Jika dipandang dari sumber objek kajian terdapat perbedaan antara moral, etik dan akhlak. Sumber moral adalah norma-norma yang tumbuh, berkembang dan berlangsung dimasyarakat. Sedangkan sumber etika untuk menentukan nilai perbuatan manusia baik atau buruk adalah akal pikiran / rasio. Adapun sumber akhlak yang menjadi ukuran baik dan buruk, mulia dan tercela yaitu Al-Qur’an dan sunah.
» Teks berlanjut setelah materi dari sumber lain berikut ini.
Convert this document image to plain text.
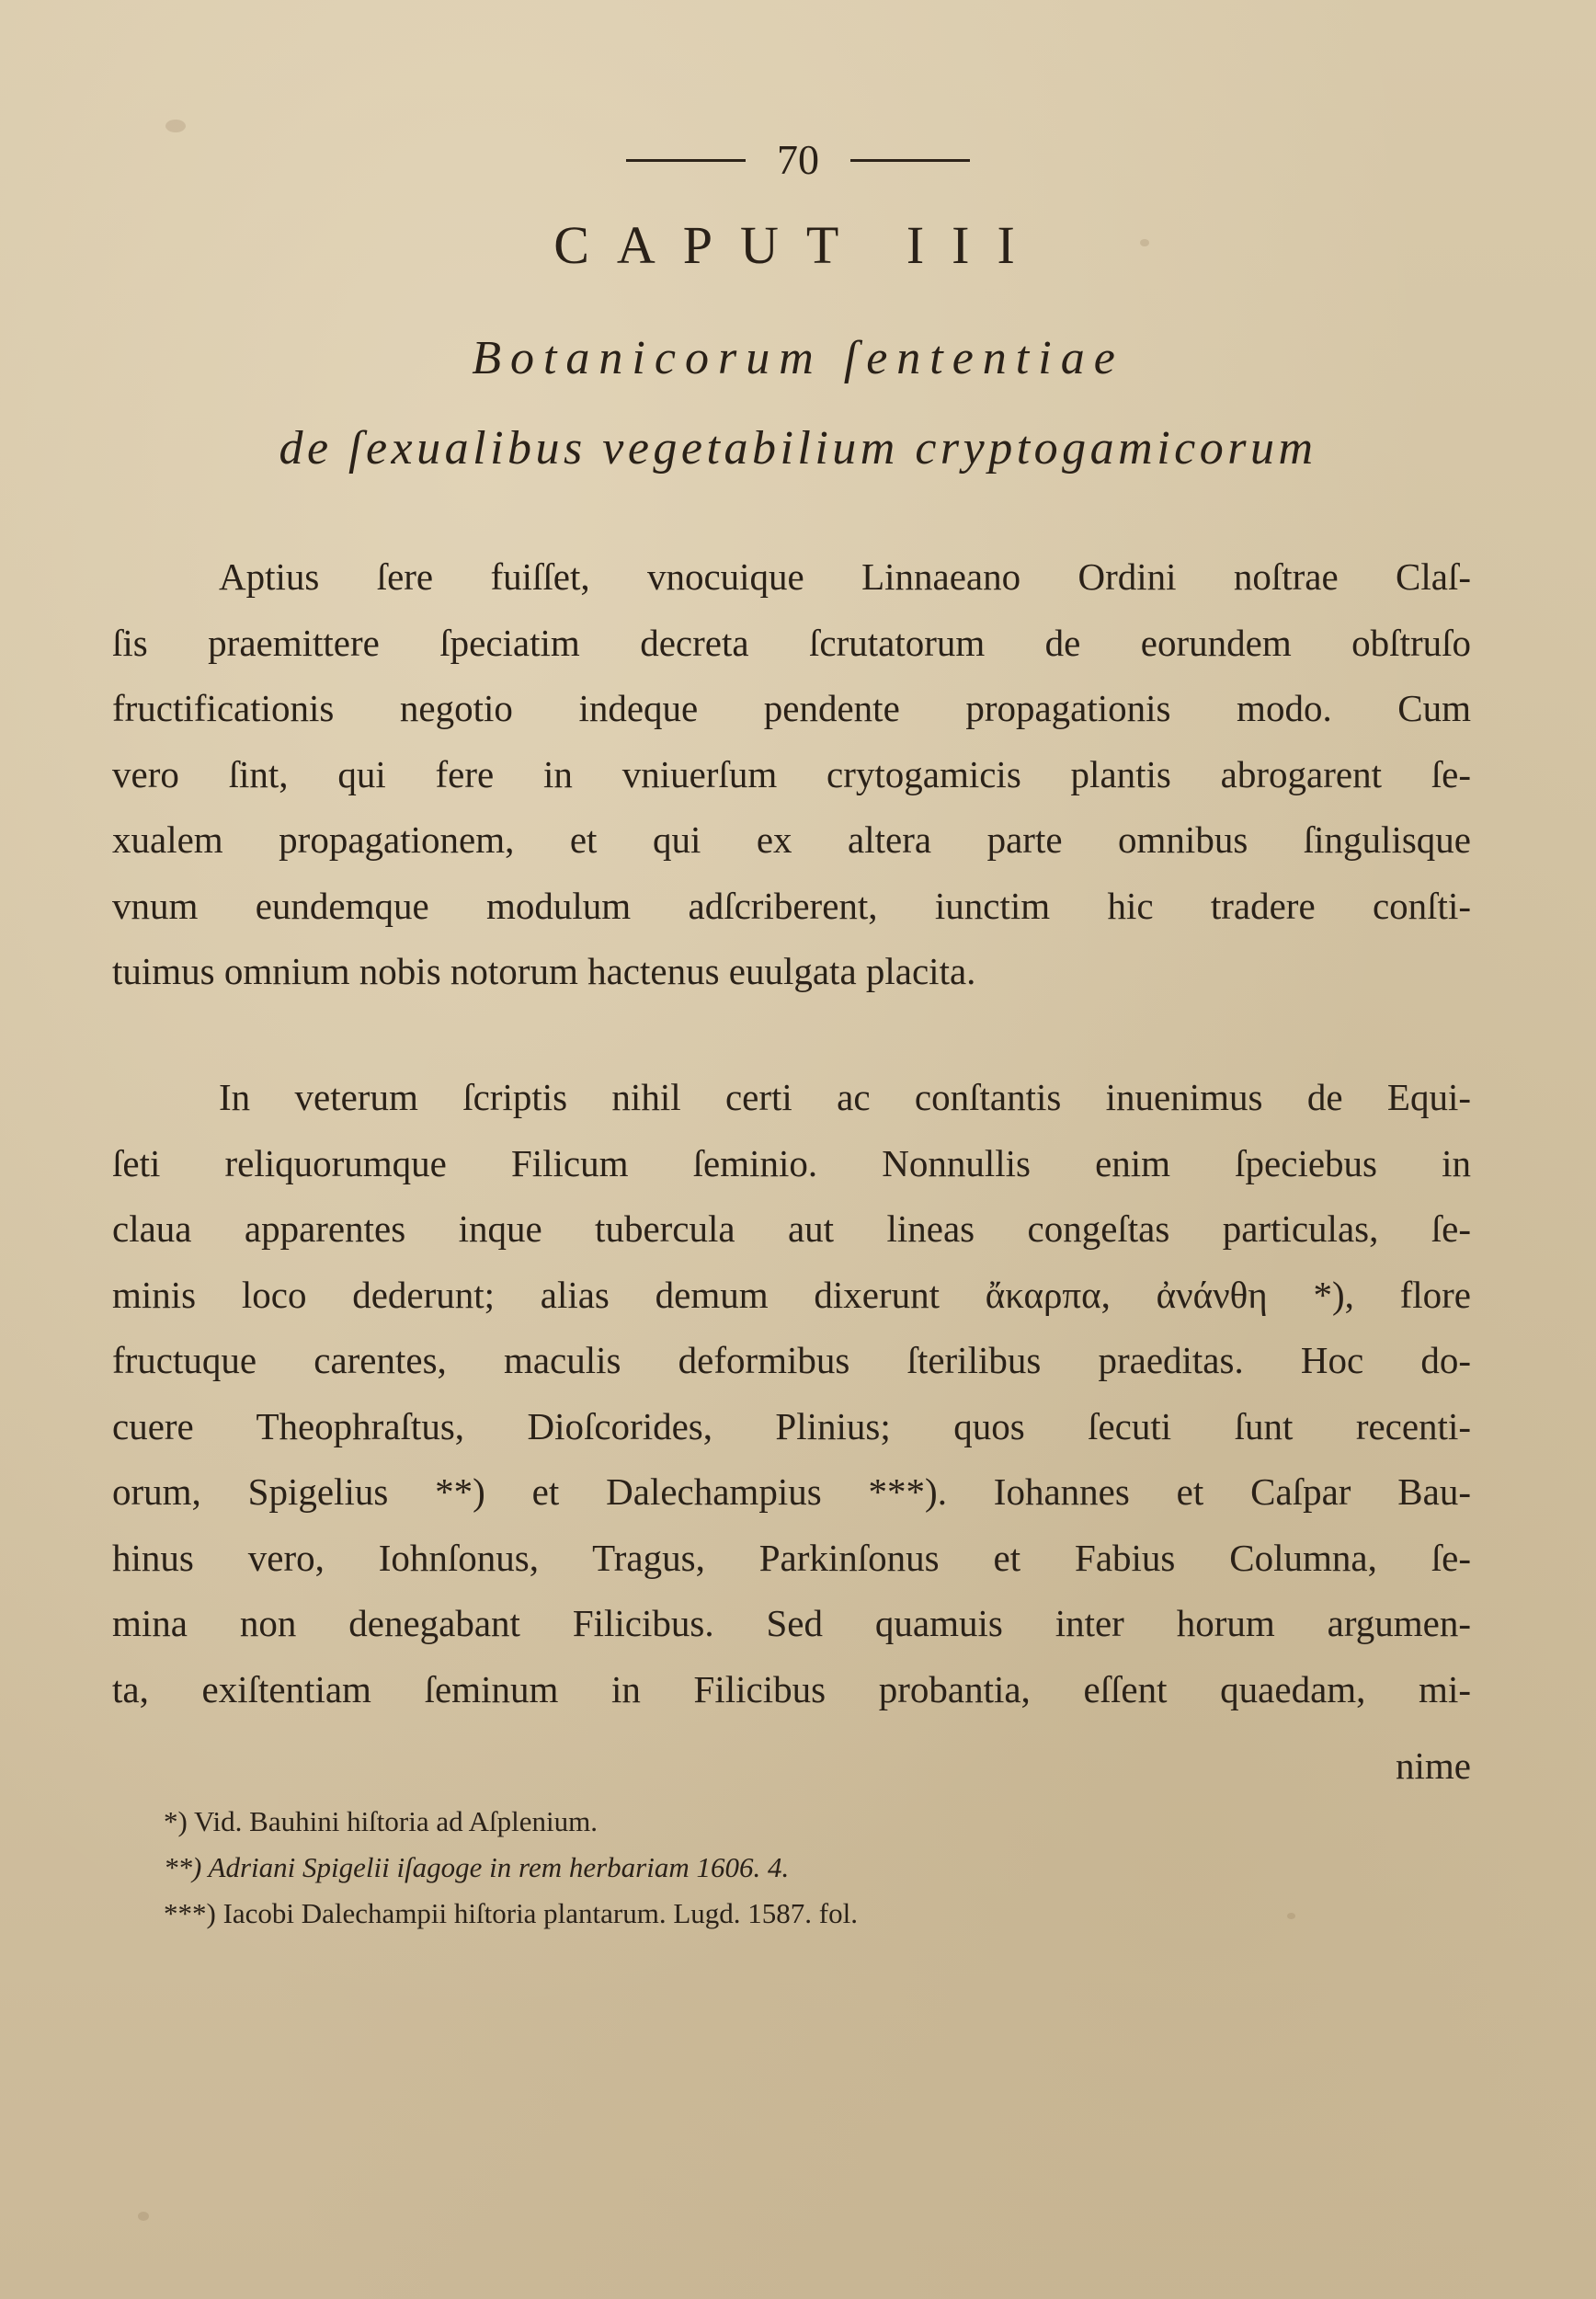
70
CAPUT III
Botanicorum ſententiae
de ſexualibus vegetabilium cryptogamicorum
Aptius ſere fuiſſet, vnocuique Linnaeano Ordini noſtrae Claſ-
ſis praemittere ſpeciatim decreta ſcrutatorum de eorundem obſtruſo
fructificationis negotio indeque pendente propagationis modo. Cum
vero ſint, qui fere in vniuerſum crytogamicis plantis abrogarent ſe-
xualem propagationem, et qui ex altera parte omnibus ſingulisque
vnum eundemque modulum adſcriberent, iunctim hic tradere conſti-
tuimus omnium nobis notorum hactenus euulgata placita.
In veterum ſcriptis nihil certi ac conſtantis inuenimus de Equi-
ſeti reliquorumque Filicum ſeminio. Nonnullis enim ſpeciebus in
claua apparentes inque tubercula aut lineas congeſtas particulas, ſe-
minis loco dederunt; alias demum dixerunt ἄκαρπα, ἀνάνθη *), flore
fructuque carentes, maculis deformibus ſterilibus praeditas. Hoc do-
cuere Theophraſtus, Dioſcorides, Plinius; quos ſecuti ſunt recenti-
orum, Spigelius **) et Dalechampius ***). Iohannes et Caſpar Bau-
hinus vero, Iohnſonus, Tragus, Parkinſonus et Fabius Columna, ſe-
mina non denegabant Filicibus. Sed quamuis inter horum argumen-
ta, exiſtentiam ſeminum in Filicibus probantia, eſſent quaedam, mi-
nime
*) Vid. Bauhini hiſtoria ad Aſplenium.
**) Adriani Spigelii iſagoge in rem herbariam 1606. 4.
***) Iacobi Dalechampii hiſtoria plantarum. Lugd. 1587. fol.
Disinilah letak perbedaan istilah akhlak, etika dan moral, dimana akhlak menitikberatkan perbuatan terhadap Tuhan dan sesama manusia, sedangkan etika dan moral hanya menitikberatkan perbuatan terhadap sesama manusia saja. Maka istilah akhlak sifatnya teosentris, meskipun akhlak itu ada yang tertuju kepada manusia dan makhluk-makhluk lain. Sedangkan etika dan moral bersifat antroposentris (kemanusiaan saja).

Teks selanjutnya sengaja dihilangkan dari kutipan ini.